Here we arrive at the words of photographer Valentino Bellini, who visited Agbogbloshie in 2012. The name applies to the largest e-waste dumping site at the center of Ghana’s capital city Accra, and the effects of e-waste hazards generated both horror and anger in the mind of the young photographer.
“It was like hell,” states Bellini when describing the area. “Huge, lots of stuff everywhere… The air was heavy from burning plastic.”

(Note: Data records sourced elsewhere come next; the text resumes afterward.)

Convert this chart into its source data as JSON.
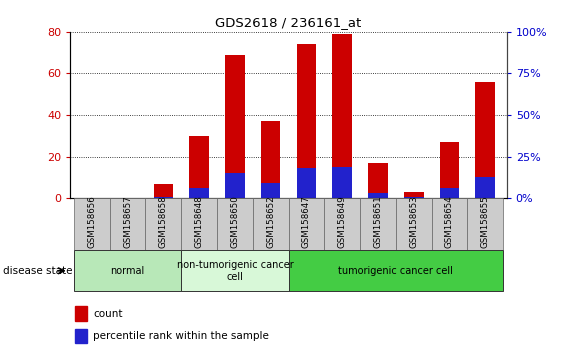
{
  "title": "GDS2618 / 236161_at",
  "samples": [
    "GSM158656",
    "GSM158657",
    "GSM158658",
    "GSM158648",
    "GSM158650",
    "GSM158652",
    "GSM158647",
    "GSM158649",
    "GSM158651",
    "GSM158653",
    "GSM158654",
    "GSM158655"
  ],
  "count_values": [
    0,
    0,
    7,
    30,
    69,
    37,
    74,
    79,
    17,
    3,
    27,
    56
  ],
  "percentile_values": [
    0,
    0,
    1,
    6,
    15,
    9,
    18,
    19,
    3,
    1,
    6,
    13
  ],
  "ylim_left": [
    0,
    80
  ],
  "ylim_right": [
    0,
    100
  ],
  "yticks_left": [
    0,
    20,
    40,
    60,
    80
  ],
  "yticks_right": [
    0,
    25,
    50,
    75,
    100
  ],
  "ytick_labels_right": [
    "0%",
    "25%",
    "50%",
    "75%",
    "100%"
  ],
  "bar_color_count": "#cc0000",
  "bar_color_percentile": "#2222cc",
  "bar_width": 0.55,
  "background_plot": "#ffffff",
  "tick_label_color_left": "#cc0000",
  "tick_label_color_right": "#0000cc",
  "groups": [
    {
      "label": "normal",
      "start": 0,
      "end": 3,
      "color": "#b8e8b8"
    },
    {
      "label": "non-tumorigenic cancer\ncell",
      "start": 3,
      "end": 6,
      "color": "#d8f8d8"
    },
    {
      "label": "tumorigenic cancer cell",
      "start": 6,
      "end": 12,
      "color": "#44cc44"
    }
  ],
  "disease_state_label": "disease state",
  "legend_count_label": "count",
  "legend_percentile_label": "percentile rank within the sample"
}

The effects of the items and their toxins are regularly seen amongst the young workers who raid the e-waste fields, cleaning and dismantling items. The Guardian reportsthe men suffer from a number of physical and mental ailments, including burns, eye damage, nausea, anorexia, lung problems and back problems. Bellini has since created the BIT ROT project, which tells the stories of those involved in e-waste through personal photos. Bellini is using his most comfortable medium to get the word out that precautions must be taken, and he’s hoping for someone to take the bait along the way. Thus far, China and the United States are the primary leaders when it comes to properly disposing of and recycling electronic material. Both countries reduced the amount of e-waste by an impressive one-third in 2014. Furthermore, nations such as the United Kingdom, Norway, Denmark, Switzerland and Iceland are not far behind on an individual basis.
The unfortunate truth is, however, that results have been fairly slow. Despite the efforts of the U.S., the United Nations states the average American will produce approximately 65 pounds of e-waste per year, and these statistics are expected to increase by 33 percent over the next four years. Things often tend to get worse before they get better.
UN Undersecretary-General David Malone explained, “Worldwide, e-waste constitutes a valuable ‘urban mine’ - a large potential reservoir of recyclable materials. At the same time, the hazardous content of e-waste constitutes a ‘toxic mine’ that must be managed with extreme care... [This] provides a baseline for national policymakers, producers and the recycling industry to plan take-back systems.” Apparently, despite the grisly future prospects, it appears all hope is not lost.
A UNU study shows that the most common ways of properly disposing electronic items include municipalities, retailers and commercial pick-up services. However, while these options are available to most inner-city residents and suburbanites, there may be certain factors turning people off to the idea of employing such means. For one thing, pick-up services usually invoke prices depending on the number of items. Many people, while open to the idea of recycling, may not be open to the idea of having to pay to recycle, and thus the option becomes obsolete in their mind.
A more effective method might fall into the arena of municipalities. Collection points and various drop-off locations are likely to serve a more effective purpose as they require no fees. A few simple sheets to fill out, some basic contact information and boom! The job is done. One’s devices are quickly loaded up onto a cart where they are taken away and dismantled properly for usage in future items.
The study also briefly explains the regulations set forth by the Basel Convention, which was implemented in the early ‘90s to help protect human health and prevent illegal imports of toxic or poisonous materials from developing nations.
E-waste is generated from every country on every continent to one degree or another. Regulations and specific materials may differ depending on the region, but the globe is united in its abilities to produce waste and in its desires to prevent health hazards resulting from such waste. Plainly put, a world that “cooperates within itself” is likely to see its strength and safety rise in the coming years.